China, who is playing the role of Good Samaritan to an increasing number of African countries is developing cold feet in the case of Congo-Brazzaville, which has indicated its preference to close the loan deal the IMF, that come with conditions and strings. Many in the diplomatic circles feel that this is the first time such things are happening in the recent past. There is a sound rationale behind the stand of the debt-ridden Congo though some believe that it does not have any other go while seeking loans to tide over its heavy debt burden. China holds more than a third of the country’s external debt, which is not really comfortable in any situation. China has been lending to countries that produce and export raw materials, particularly oil, in recent years.
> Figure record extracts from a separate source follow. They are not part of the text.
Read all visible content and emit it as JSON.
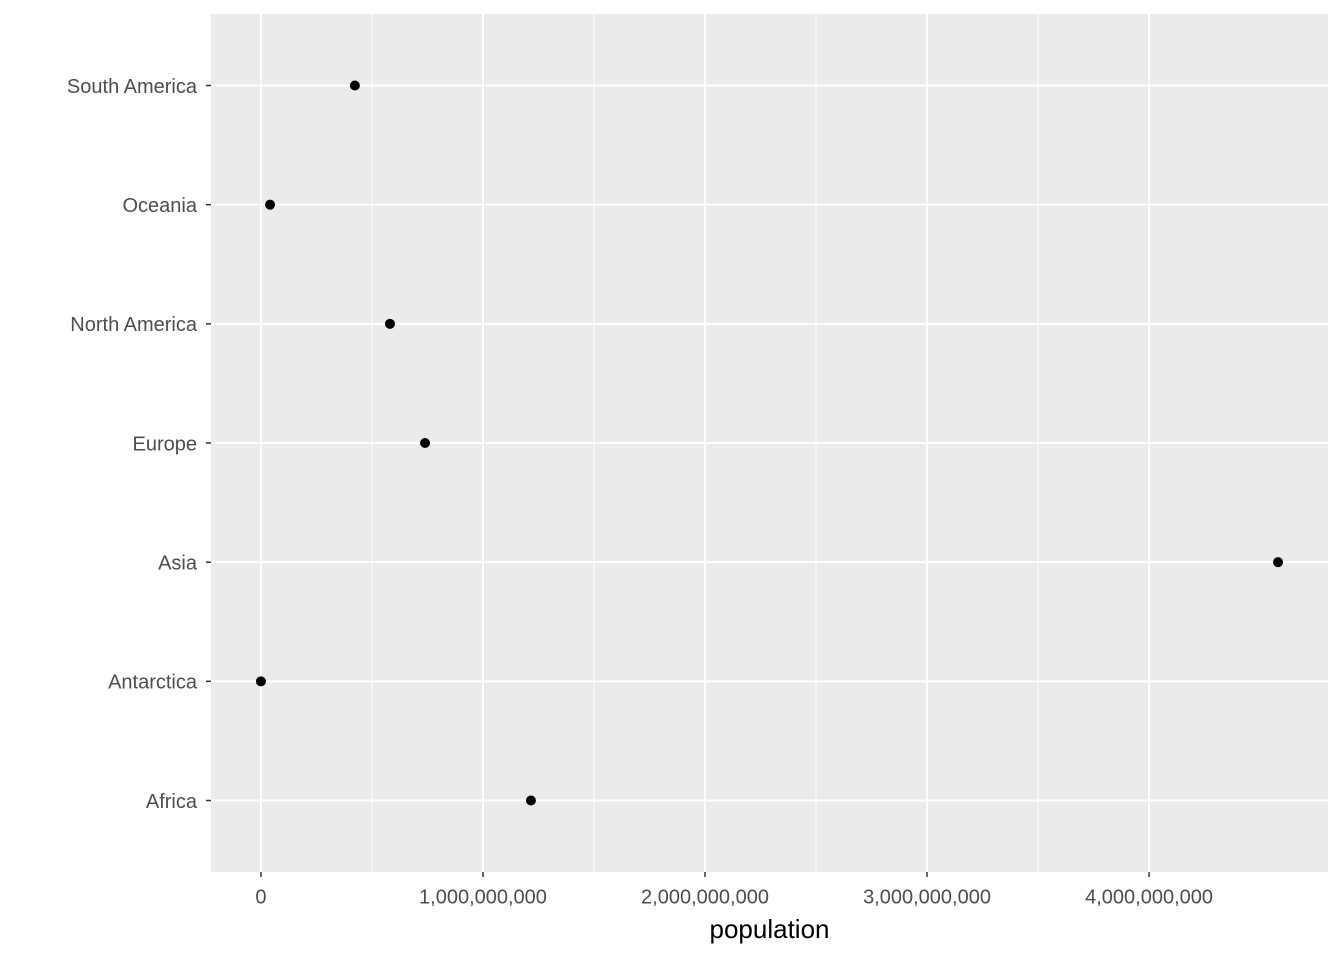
{
  "chart_data": {
    "type": "dot",
    "x_label": "population",
    "categories": [
      "Africa",
      "Antarctica",
      "Asia",
      "Europe",
      "North America",
      "Oceania",
      "South America"
    ],
    "values": [
      1216000000,
      0,
      4581000000,
      739000000,
      581000000,
      41000000,
      423000000
    ],
    "color": "#000000",
    "xlim": [
      -225000000,
      4806000000
    ],
    "xticks": [
      0,
      {
        "value": 1000000000,
        "label": "1,000,000,000"
      },
      {
        "value": 2000000000,
        "label": "2,000,000,000"
      },
      {
        "value": 3000000000,
        "label": "3,000,000,000"
      },
      {
        "value": 4000000000,
        "label": "4,000,000,000"
      }
    ],
    "grid": true,
    "minor_grid": true
  }
}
After Venezuela’s non-payment, there appears to be a re-thinking on the part of Beijing also not to increase further its exposure in Africa as also in other debt-ridden countries without solid collaterals. Accumulation of debt is not a new trend for Congo Brazzaville. In 2005, the country had gone for a significant debt reduction under the Heavily Indebted Poor Countries (HIPC) initiative, which had seen a considerable reduction in its external debt.
The small oil-rich Central African country in 2014 faced the full brunt of the drop in crude oil prices This unexpected and very sudden drop, bore a big hole in the remittances of the country. As a result, GDP halved. Debt burden increased to 110% of GDP in 2017. More than a third of the debt had fallen into the hands of Chinese. In absolute terms, its debt burden was US$2 billion. To relieve the pangs on the economy, on account of the increasing debt burden, particularly on the inflation and depleting foreign exchange reserves, the Congolese government called on the IMF. The agreement reached remained in limbo on account of the condition imposed by the IMF that the debt must be sustainable, repayable and the country has to follow the reform path to create avenues for development. Debt restructuring is a must under that dispensation. Going by the past experience, China does not lend on such terms. It always keeps its interest intact while lending. A case in point is Sri Lanka. As a guarantee against lending, the island country had to give China control of a
deepwater port for 99 years. It seems that Brazzaville is reluctant to play that reckless game: at least that is what experts say.